Chicago, Burlington & Quincy Railroad v. Hans

111 Ill. 114 | Ill. | 1884

Mr. Justice Dickey

delivered the opinion of the Court:

This ease turns upon the construction of our statute. Looking at the evil sought to be remedied and the means prescribed by the statute, we can not believe that the legislature intended by that act to require that all stations and depots should be fenced in, except such as might stand in public roads, or within the limits of some part of a village, town or city which had been platted into lots and blocks. The statute, by its terms, relates to the road or tn'acks of the railroad. It ought not to be construed so as to embrace that which is not embraced in the statute, and depots and stations are surely not embraced in its terms. True, there is a road or track at the station, but the main feature of the place is not the track. The statute no doubt may embrace tracks other than the main track. Side-tracks not at stations or depots, and such parts of side-tracks as do not constitute part of the depot yard, may well be held to be within the statute ; but the absurdity of holding this station to be required to be fenced is too obvious. The post-office is at this station, also a cooper shop and some other buildings. If this statute be held to embrace the station, it would leave passengers under the necessity of climbing over the fence to get to the ears, for the statute requires gates or bars only at farm crossings.

While this question has never come directly in judgment in this court, so far as we are advised, like statutes have been construed by other courts. It has been held in such cases that the railroad company is not bound to fence up such part of its depot grounds as are required to be open for the convenience of the public in the use of the road. Swearingen v. Missowri, Kansas and Topeka R. R. Co. 64 Mo. 73; Lloyd v. Pacific R. R. Co. 49 id. 199; Morris v. St. Louis R. R. Co. 58 id. 78; Davis v. Burlington R. R. Co. 26 Iowa, 529; J. M. and I. R. R, Co. v. Beatty, 36 Ind. 19; Chicago and Grand Trunk Ry. Co. v. Campbell, 47 Mich. 265; Flint Ry. Co. v. Lull, 28 id. 515; 1 Redfield on Railways, 469; Thompson on Negligence, p. 519, sec. 24.

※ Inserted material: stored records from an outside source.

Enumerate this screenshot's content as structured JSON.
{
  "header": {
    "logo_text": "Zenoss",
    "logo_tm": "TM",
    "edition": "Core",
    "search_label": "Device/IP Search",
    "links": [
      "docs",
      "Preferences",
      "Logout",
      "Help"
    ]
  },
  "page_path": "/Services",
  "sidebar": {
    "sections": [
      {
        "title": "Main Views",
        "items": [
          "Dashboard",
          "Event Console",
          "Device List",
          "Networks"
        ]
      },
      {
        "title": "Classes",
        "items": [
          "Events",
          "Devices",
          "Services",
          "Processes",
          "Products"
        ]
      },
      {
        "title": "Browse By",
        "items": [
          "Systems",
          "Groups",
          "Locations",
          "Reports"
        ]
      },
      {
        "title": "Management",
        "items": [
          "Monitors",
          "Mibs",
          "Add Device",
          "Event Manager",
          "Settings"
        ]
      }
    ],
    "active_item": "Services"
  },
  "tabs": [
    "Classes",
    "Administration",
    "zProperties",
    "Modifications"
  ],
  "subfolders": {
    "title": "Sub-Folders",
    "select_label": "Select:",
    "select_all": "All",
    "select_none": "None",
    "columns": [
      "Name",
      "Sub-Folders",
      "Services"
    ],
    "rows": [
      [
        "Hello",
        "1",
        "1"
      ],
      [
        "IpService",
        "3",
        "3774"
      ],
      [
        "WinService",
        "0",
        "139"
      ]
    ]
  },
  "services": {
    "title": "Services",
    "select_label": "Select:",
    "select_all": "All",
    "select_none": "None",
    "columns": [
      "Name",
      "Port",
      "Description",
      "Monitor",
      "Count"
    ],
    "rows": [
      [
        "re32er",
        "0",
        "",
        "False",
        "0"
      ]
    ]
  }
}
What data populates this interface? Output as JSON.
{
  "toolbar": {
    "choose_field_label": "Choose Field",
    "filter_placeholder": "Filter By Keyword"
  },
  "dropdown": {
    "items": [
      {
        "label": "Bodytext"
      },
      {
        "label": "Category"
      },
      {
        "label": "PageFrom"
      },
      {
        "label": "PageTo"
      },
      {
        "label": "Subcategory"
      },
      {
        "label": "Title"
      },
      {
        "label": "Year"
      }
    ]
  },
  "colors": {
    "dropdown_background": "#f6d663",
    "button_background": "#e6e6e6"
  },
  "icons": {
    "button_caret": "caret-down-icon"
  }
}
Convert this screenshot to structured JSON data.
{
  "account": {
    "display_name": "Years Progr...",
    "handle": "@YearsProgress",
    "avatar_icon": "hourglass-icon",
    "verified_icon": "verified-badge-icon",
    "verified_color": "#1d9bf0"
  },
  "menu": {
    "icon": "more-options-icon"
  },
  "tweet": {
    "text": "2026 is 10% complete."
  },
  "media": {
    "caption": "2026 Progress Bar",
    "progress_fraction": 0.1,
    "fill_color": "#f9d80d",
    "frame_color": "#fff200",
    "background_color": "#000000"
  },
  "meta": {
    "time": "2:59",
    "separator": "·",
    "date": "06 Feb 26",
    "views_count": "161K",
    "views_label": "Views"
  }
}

It is the duty of a railway company to establish depots, etc., and so operate its road as to afford the public reasonable safety and dispatch in the transaction of business. To effect this, and to accommodate those traveling its road or transacting business with the company, it is necessary that it should at all reasonable times provide a ready and convenient means of access to its stations and depots. To require those places to be fenced would cause delay and inconvenience to the public, and detract from the public character of railways. As said by the court in Chicago and Grand Trunk Ry. Co. v. Campbell, 47 Mich. 265: “The regulation for the fencing of the track is established for the public protection and convenience, and a case that incommodes the public is by implication excepted. It would be wholly unreasonable to obstruct with gates the passage of teams to and from the railroad warehouse, in order that cattle might safely, go at large. ”

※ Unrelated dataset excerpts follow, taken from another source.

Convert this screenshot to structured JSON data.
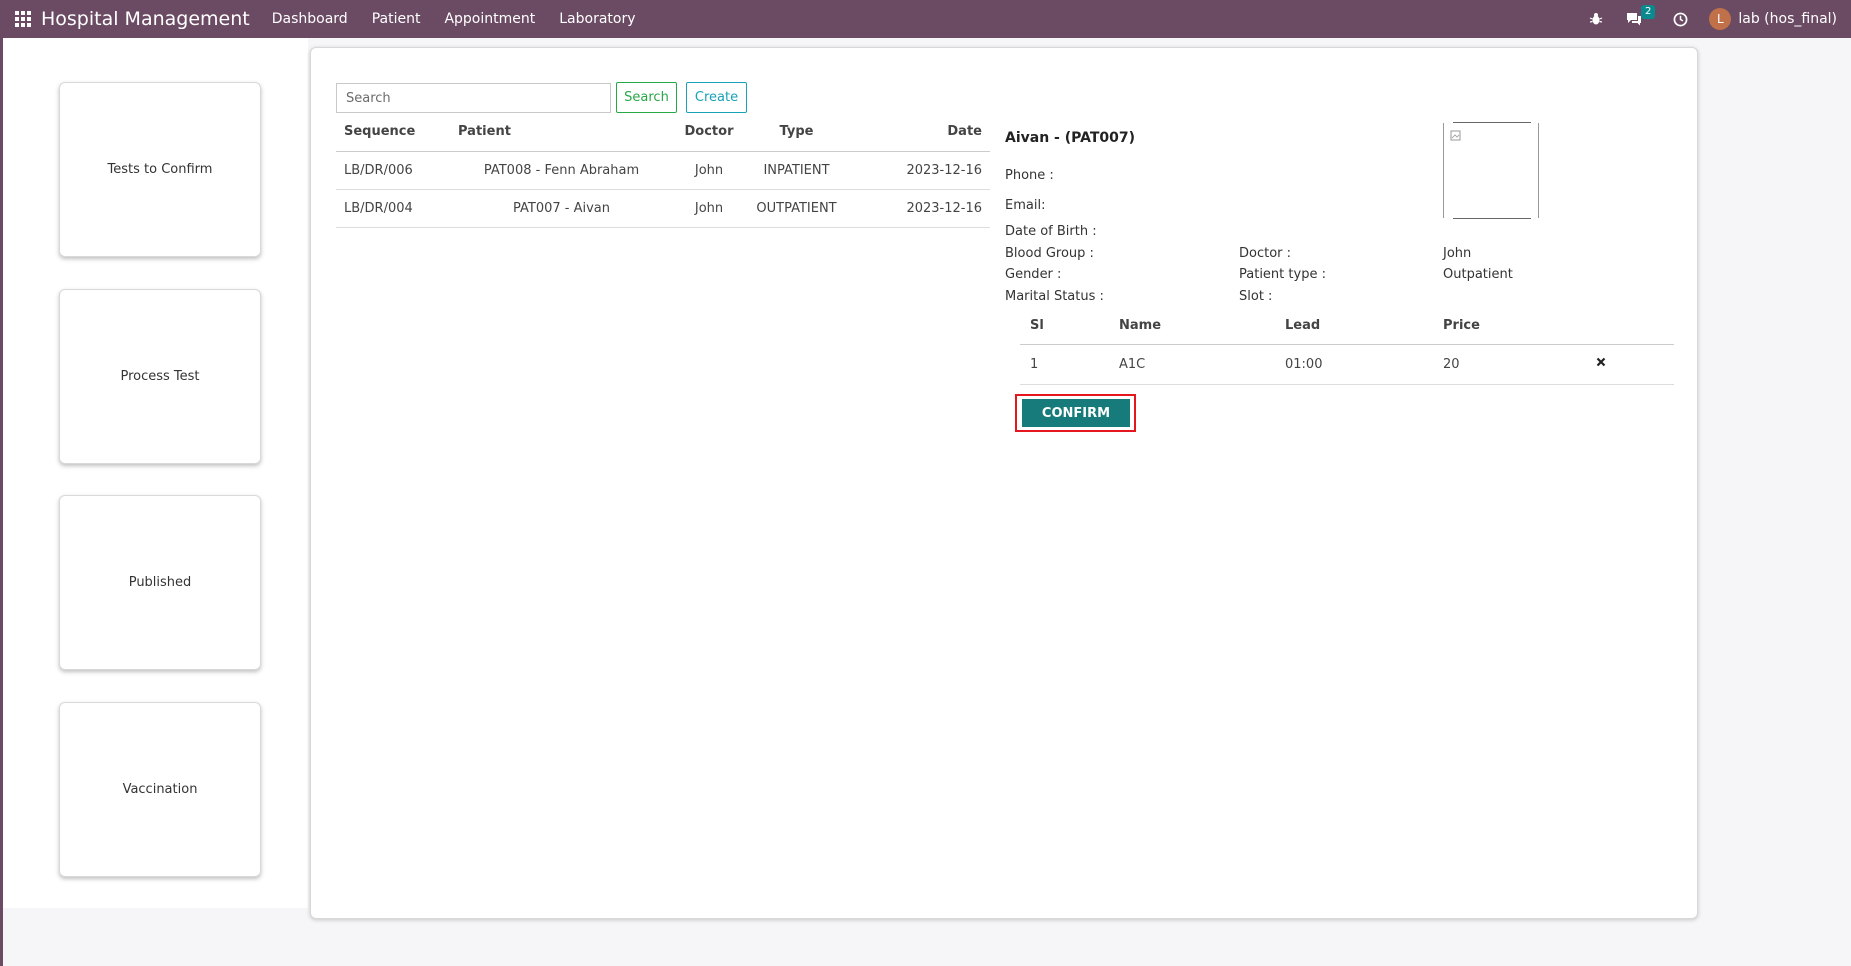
{
  "navbar": {
    "app_title": "Hospital Management",
    "menu": [
      "Dashboard",
      "Patient",
      "Appointment",
      "Laboratory"
    ],
    "chat_count": "2",
    "user_initial": "L",
    "user_name": "lab (hos_final)"
  },
  "sidebar": {
    "cards": [
      "Tests to Confirm",
      "Process Test",
      "Published",
      "Vaccination"
    ]
  },
  "toolbar": {
    "search_placeholder": "Search",
    "search_label": "Search",
    "create_label": "Create"
  },
  "list": {
    "headers": [
      "Sequence",
      "Patient",
      "Doctor",
      "Type",
      "Date"
    ],
    "rows": [
      [
        "LB/DR/006",
        "PAT008 - Fenn Abraham",
        "John",
        "INPATIENT",
        "2023-12-16"
      ],
      [
        "LB/DR/004",
        "PAT007 - Aivan",
        "John",
        "OUTPATIENT",
        "2023-12-16"
      ]
    ]
  },
  "detail": {
    "name": "Aivan - (PAT007)",
    "phone_label": "Phone :",
    "email_label": "Email:",
    "dob_label": "Date of Birth :",
    "blood_label": "Blood Group :",
    "gender_label": "Gender :",
    "marital_label": "Marital Status :",
    "doctor_label": "Doctor :",
    "doctor_value": "John",
    "ptype_label": "Patient type :",
    "ptype_value": "Outpatient",
    "slot_label": "Slot :",
    "tests_headers": [
      "Sl",
      "Name",
      "Lead",
      "Price"
    ],
    "tests": [
      [
        "1",
        "A1C",
        "01:00",
        "20"
      ]
    ],
    "confirm_label": "CONFIRM"
  },
  "colors": {
    "navbar": "#6b4a63",
    "confirm": "#177b7b",
    "search_btn": "#28a745",
    "create_btn": "#17a2b8",
    "highlight": "#e3171d"
  }
}
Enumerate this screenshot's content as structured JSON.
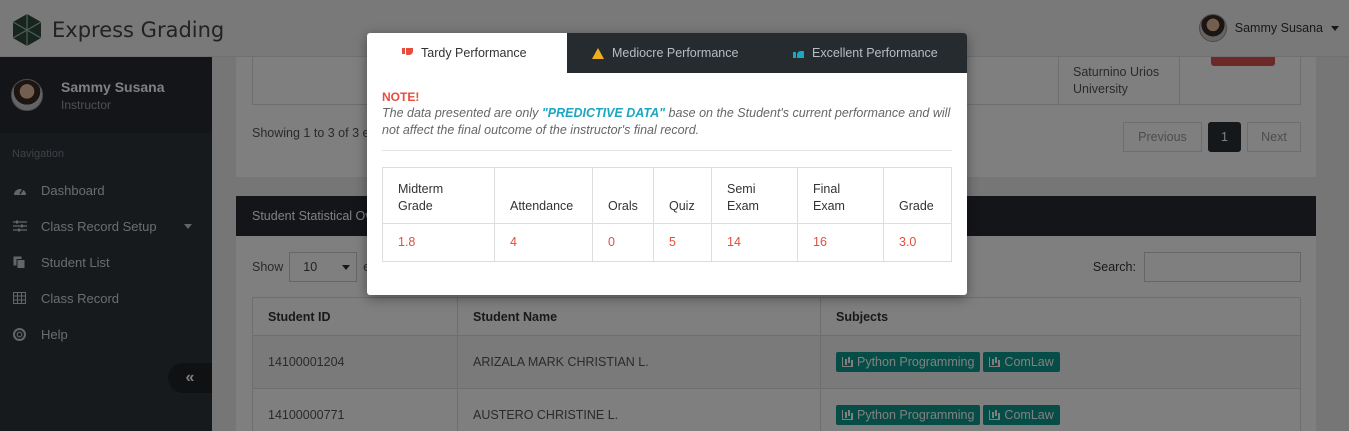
{
  "app": {
    "title": "Express Grading"
  },
  "user": {
    "name": "Sammy Susana",
    "role": "Instructor"
  },
  "sidebar": {
    "nav_title": "Navigation",
    "items": [
      {
        "label": "Dashboard",
        "icon": "dashboard-icon"
      },
      {
        "label": "Class Record Setup",
        "icon": "sliders-icon"
      },
      {
        "label": "Student List",
        "icon": "copy-icon"
      },
      {
        "label": "Class Record",
        "icon": "table-icon"
      },
      {
        "label": "Help",
        "icon": "lifebuoy-icon"
      }
    ],
    "collapse_label": "«"
  },
  "top_card": {
    "university": "Saturnino Urios University",
    "showing": "Showing 1 to 3 of 3 e",
    "pager": {
      "previous": "Previous",
      "current": "1",
      "next": "Next"
    }
  },
  "stats_card": {
    "title": "Student Statistical Ov",
    "show_label": "Show",
    "show_value": "10",
    "entries_stub": "e",
    "search_label": "Search:",
    "columns": [
      "Student ID",
      "Student Name",
      "Subjects"
    ],
    "rows": [
      {
        "id": "14100001204",
        "name": "ARIZALA MARK CHRISTIAN L.",
        "subjects": [
          "Python Programming",
          "ComLaw"
        ]
      },
      {
        "id": "14100000771",
        "name": "AUSTERO CHRISTINE L.",
        "subjects": [
          "Python Programming",
          "ComLaw"
        ]
      }
    ]
  },
  "modal": {
    "tabs": [
      {
        "label": "Tardy Performance",
        "icon": "thumbs-down-icon",
        "active": true
      },
      {
        "label": "Mediocre Performance",
        "icon": "warning-icon",
        "active": false
      },
      {
        "label": "Excellent Performance",
        "icon": "thumbs-up-icon",
        "active": false
      }
    ],
    "note_title": "NOTE!",
    "note_pre": "The data presented are only ",
    "note_highlight": "\"PREDICTIVE DATA\"",
    "note_post": " base on the Student's current performance and will not affect the final outcome of the instructor's final record.",
    "table": {
      "headers": [
        [
          "Midterm",
          "Grade"
        ],
        [
          "Attendance",
          ""
        ],
        [
          "Orals",
          ""
        ],
        [
          "Quiz",
          ""
        ],
        [
          "Semi",
          "Exam"
        ],
        [
          "Final",
          "Exam"
        ],
        [
          "Grade",
          ""
        ]
      ],
      "values": [
        "1.8",
        "4",
        "0",
        "5",
        "14",
        "16",
        "3.0"
      ]
    }
  },
  "colors": {
    "sidebar": "#2f353b",
    "danger": "#e74c3c",
    "teal": "#0f9a8e",
    "info": "#1aa7c2",
    "warning": "#f0ad1f"
  }
}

We hold, therefore, that the railroad company was not bound to fence in its road at a station. The contrary doctrine is not established by the ease of Chicago, Milwaukee and St. Paul R. R. Co. v. Dumser, 109 Ill. 402. The judgment in that ease was properly affirmed, as the railway company had failed to fence its road at the point where the animal got upon its track and was killed, that point being some distance from its depot or station. It was not necessary in that case to decide that the company was derelict in duty in failing to fence its track at the depot, where it received and discharged passengers and freights.

The judgment of the Appellate Court is therefore reversed and the cause remanded, with directions to reverse the judgment of the circuit court and remand the cause.

Judgment reversed,

Mr. Justice Scott : I dissent in toto from this opinion, and for an expression of my views on the questions involved reference is made to the opinion of this court in Chicago, Milwaukee and St. Paul R. R. Co. v. Dumser, 109 Ill. 402. The same section of the statute was construed in that case, and was directly involved. It is so stated in the opinion of the court, and no one expressed any dissent from that statement.

Mr. Justice Walker : I hold that the statute is so plain that it admits of no construction making any exceptions from its specific requirements.